A study of nearly 700 people infected during the first wave of the COVID-19 pandemic showed that two years later more than half are still experiencing at least one symptom of the infection.
The study, reported in the peer reviewed JAMA Network Open, found that 59.7% of patients hospitalized with COVID-19 suffered with at least one COVID-19 symptom two years after the original infection, and 67.5% of those who did not require hospitalization were dealing with at least one symptom during the same period.
Fatigue, pain including headache and memory loss were the symptoms seen most often in both groups.
“Our results revealed similar proportions of hospitalized and non-hospitalized patients with post-COVID-19 symptoms two years after the acute infection, suggesting that, despite having not been hospitalized during the acute phase, the symptoms of long COVID are also found in the non-hospitalized cohort,” the study’s authors wrote.
“This finding could be explained by the fact that COVID-19 severity is not a risk factor for the development of long COVID symptoms.”
People who had not been infected with COVID-19 were not included in the study, the authors noted, saying they needed to be part of future studies.

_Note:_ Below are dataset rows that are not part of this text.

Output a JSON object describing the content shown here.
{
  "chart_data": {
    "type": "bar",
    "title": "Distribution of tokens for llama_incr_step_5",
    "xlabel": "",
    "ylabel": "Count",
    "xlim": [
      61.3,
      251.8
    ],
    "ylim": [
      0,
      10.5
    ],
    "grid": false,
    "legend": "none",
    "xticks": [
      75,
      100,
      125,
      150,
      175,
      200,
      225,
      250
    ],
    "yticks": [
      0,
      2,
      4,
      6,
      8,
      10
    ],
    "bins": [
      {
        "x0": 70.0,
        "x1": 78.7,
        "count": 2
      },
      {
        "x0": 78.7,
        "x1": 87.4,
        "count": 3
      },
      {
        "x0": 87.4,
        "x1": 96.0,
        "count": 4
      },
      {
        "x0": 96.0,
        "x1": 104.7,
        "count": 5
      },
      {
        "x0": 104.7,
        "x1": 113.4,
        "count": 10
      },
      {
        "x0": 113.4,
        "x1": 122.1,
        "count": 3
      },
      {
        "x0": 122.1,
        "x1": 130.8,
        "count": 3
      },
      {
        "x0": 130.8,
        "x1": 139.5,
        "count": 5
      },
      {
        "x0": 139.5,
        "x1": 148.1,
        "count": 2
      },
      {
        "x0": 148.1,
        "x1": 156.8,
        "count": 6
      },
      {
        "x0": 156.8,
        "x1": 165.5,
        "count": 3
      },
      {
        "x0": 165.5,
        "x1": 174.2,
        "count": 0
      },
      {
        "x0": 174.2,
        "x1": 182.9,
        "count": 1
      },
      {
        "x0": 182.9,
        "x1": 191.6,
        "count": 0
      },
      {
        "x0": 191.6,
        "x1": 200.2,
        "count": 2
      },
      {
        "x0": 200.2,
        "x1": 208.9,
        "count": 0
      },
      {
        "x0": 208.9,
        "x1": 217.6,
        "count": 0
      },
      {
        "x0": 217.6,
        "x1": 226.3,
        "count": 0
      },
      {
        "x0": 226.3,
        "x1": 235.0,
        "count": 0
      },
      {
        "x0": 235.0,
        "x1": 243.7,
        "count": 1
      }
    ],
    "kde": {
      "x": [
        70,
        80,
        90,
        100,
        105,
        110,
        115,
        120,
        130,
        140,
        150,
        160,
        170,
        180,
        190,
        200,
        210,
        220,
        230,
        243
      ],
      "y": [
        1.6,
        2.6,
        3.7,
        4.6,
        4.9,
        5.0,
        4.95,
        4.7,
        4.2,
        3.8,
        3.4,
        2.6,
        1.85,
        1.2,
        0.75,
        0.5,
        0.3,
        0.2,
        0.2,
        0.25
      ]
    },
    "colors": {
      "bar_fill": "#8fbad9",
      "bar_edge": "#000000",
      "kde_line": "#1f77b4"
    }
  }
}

According to the findings, the most frequent symptoms reported when patients in the study were first infected with the virus were fever, dyspnea (trouble breathing), myalgia (muscle aches), and cough.
Trouble breathing was more prevalent among hospitalized patients, while anosmia – the loss of the sense of smell — was more prevalent among non-hospitalized patients.
“These differences could be explained by the fact that individuals experiencing less bothersome and less severe symptoms (e.g., anosmia, ageusia or loss of the sense of taste, and throat pain) did not seek hospitalization during the first wave of the pandemic,” said Dr. César Fernández-de-las-Peñas, of Universidad Rey Juan Carlos, in Madrid, Spain, who headed the study.